E todos os dias, em todos os intervalos da novela, ele reclamou dos sabonetinhos animados da Albany, que faziam coreografias e pulavam na banheira. Todos os dias.
Hoje, minha mãe comprou vários sabonetinhos Albany e colocou na borda da banheira. E devemos tudo isso a Gilberto Braga e aos executivos de Marketing da Albany.

Ou então devemos mudar a medicação da minha mãe. O que será que essa mulher anda tomando? :oPP

Mais uma coisa: o que foi aquela cena final, com seu Ministro cantando, e figurantes dançando constrangidos, sem cantar, por uns 4 minutos? Alguém reparou que os figurantes estavam cantando outra música? Provavelmente, foram gravadas horas e horas de cenas genéricas para serem usadas na montagem, e alguém resolveu utilizá-las da pior forma possível. Foi o efeito oposto do clipe “O Vencedor”, onde você se convence que aqueles caras no palco são o máximo, só de ver o estado de transe dos fãs.

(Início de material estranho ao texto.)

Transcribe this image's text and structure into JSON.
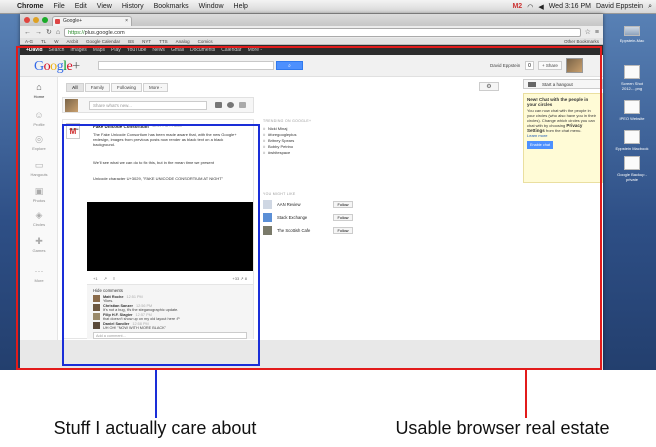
{
  "mac_menubar": {
    "app": "Chrome",
    "items": [
      "File",
      "Edit",
      "View",
      "History",
      "Bookmarks",
      "Window",
      "Help"
    ],
    "clock": "Wed 3:16 PM",
    "user": "David Eppstein",
    "gmail_count": "2"
  },
  "browser": {
    "tab_title": "Google+",
    "url_scheme": "https://",
    "url_host": "plus.google.com",
    "bookmarks": [
      "A-G",
      "TL",
      "W",
      "Arcbit",
      "Google Calendar",
      "BS",
      "NYT",
      "TTS",
      "Analog",
      "Comics"
    ],
    "bookmarks_right": "Other Bookmarks"
  },
  "gbar": {
    "items": [
      "+David",
      "Search",
      "Images",
      "Maps",
      "Play",
      "YouTube",
      "News",
      "Gmail",
      "Documents",
      "Calendar",
      "More -"
    ]
  },
  "header": {
    "logo": "Google+",
    "user": "David Eppstein",
    "notif_count": "0",
    "share_label": "+ Share"
  },
  "leftnav": [
    {
      "label": "Home",
      "glyph": "⌂",
      "active": true
    },
    {
      "label": "Profile",
      "glyph": "☺",
      "active": false
    },
    {
      "label": "Explore",
      "glyph": "◎",
      "active": false
    },
    {
      "label": "Hangouts",
      "glyph": "▭",
      "active": false
    },
    {
      "label": "Photos",
      "glyph": "▣",
      "active": false
    },
    {
      "label": "Circles",
      "glyph": "◈",
      "active": false
    },
    {
      "label": "Games",
      "glyph": "✚",
      "active": false
    },
    {
      "label": "More",
      "glyph": "···",
      "active": false
    }
  ],
  "filters": [
    "All",
    "Family",
    "Following",
    "More -"
  ],
  "sharebox": {
    "placeholder": "Share what's new..."
  },
  "post": {
    "author": "Fake Unicode Consortium",
    "time": "12:37 PM - Public",
    "para1": "The Fake Unicode Consortium has been made aware that, with the new Google+ redesign, images from previous posts now render as black text on a black background.",
    "para2": "We'll see what we can do to fix this, but in the mean time we present",
    "para3": "Unicode character U+3029, \"FAKE UNICODE CONSORTIUM AT NIGHT\"",
    "actions": [
      "+1",
      "↗",
      "≡"
    ],
    "counts": "+33 ↗ 8",
    "hide_comments": "Hide comments",
    "comments": [
      {
        "name": "Matt Roche",
        "time": "12:51 PM",
        "text": "Yikes."
      },
      {
        "name": "Christian Sanzer",
        "time": "12:56 PM",
        "text": "It's not a bug, it's the steganographic update."
      },
      {
        "name": "Filip H.F. Slagter",
        "time": "12:57 PM",
        "text": "that doesn't show up on my old layout here :P"
      },
      {
        "name": "Daniel Sandler",
        "time": "12:58 PM",
        "text": "UH OH! \"NOW WITH MORE BLACK\""
      }
    ],
    "add_comment": "Add a comment..."
  },
  "trending": {
    "heading": "TRENDING ON GOOGLE+",
    "items": [
      "Nicki Minaj",
      "#foregoogleplus",
      "Britney Spears",
      "Bobby Petrino",
      "#whitespace"
    ]
  },
  "you_might_like": {
    "heading": "YOU MIGHT LIKE",
    "items": [
      {
        "name": "AAN Review",
        "button": "Follow"
      },
      {
        "name": "Stack Exchange",
        "button": "Follow"
      },
      {
        "name": "The Scottish Cafe",
        "button": "Follow"
      }
    ]
  },
  "hangout": {
    "start": "Start a hangout",
    "title": "New! Chat with the people in your circles",
    "body1": "You can now chat with the people in your circles (who also have you in their circles). Change which circles you can chat with by choosing",
    "body_bold": "Privacy Settings",
    "body2": "from the chat menu.",
    "learn_more": "Learn more",
    "enable": "Enable chat"
  },
  "desktop_icons": [
    {
      "label": "Eppstein-Mac"
    },
    {
      "label": "Screen Shot 2012-...png"
    },
    {
      "label": "IPEO Website"
    },
    {
      "label": "Eppstein Macbook"
    },
    {
      "label": "Google Backup - private"
    }
  ],
  "annotations": {
    "left": "Stuff I actually care about",
    "right": "Usable browser real estate",
    "left_color": "#1a2ed8",
    "right_color": "#e21b1b"
  }
}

No caso de celebridade, foi uma bela aula prática de “como fazer qualquer cantor bom cantando uma música boa parecer um prego a ponto de deixar o público constrangido em casa”. Leni Riefenstahl morreria de inveja de Dênis Carvalho depois dessa.

4 Responses to “Como usar seus poderes para o mal (ou para o bem)”

  1. ElCabong Says:

    Novela é dispensável mas nem tanto, as pessoas poderiam estar vendo ratinho ou coisas piores. Melhor que vejam novela.

  2. baxt Says:

    Nelson, meu pai ficou olhando para a gente com aquela cara de "jura que vocês se deram ao trabalho de fazer isso?". Mas no fundo, achou bonitinho, aqueles sabonetinhos coloridos li. Eu tirei até foto.

    Verônica, a Cláudia Abreu disse que a Laura tinha que morrer por causa do momento atual do país. Não sei muito bem o que ela quis dizer com isso, mas concordo que não dava para rolar um final tipo Vale Tudo, com o cara indo embora do país dando uma banana para os babacas que ficam por aqui.

  3. Nelson Says:

    Faltou dizer a reação do seu pai aos sabonetes na banheira. :)

  4. Verônica Heringer Says:

    Oi Baxt! Achei fraco o final da novela. Detesto interpretações maniqueístas do mundo!!! Na verdade, achava que a Laura é que devia se dar bem, afinal no Brasil só filho da p… se dá bem! A Maria Chata é o retrato do Brasil que não vai pra frente: ingênuo, bobo… enfim, um saco!
    Acho que a galera que aparece no final é da equipe da novela, o pessoal do Projac! Mas isso, só confirmando com a Carol!!!!
    bjos e continuo adorando os seus textos!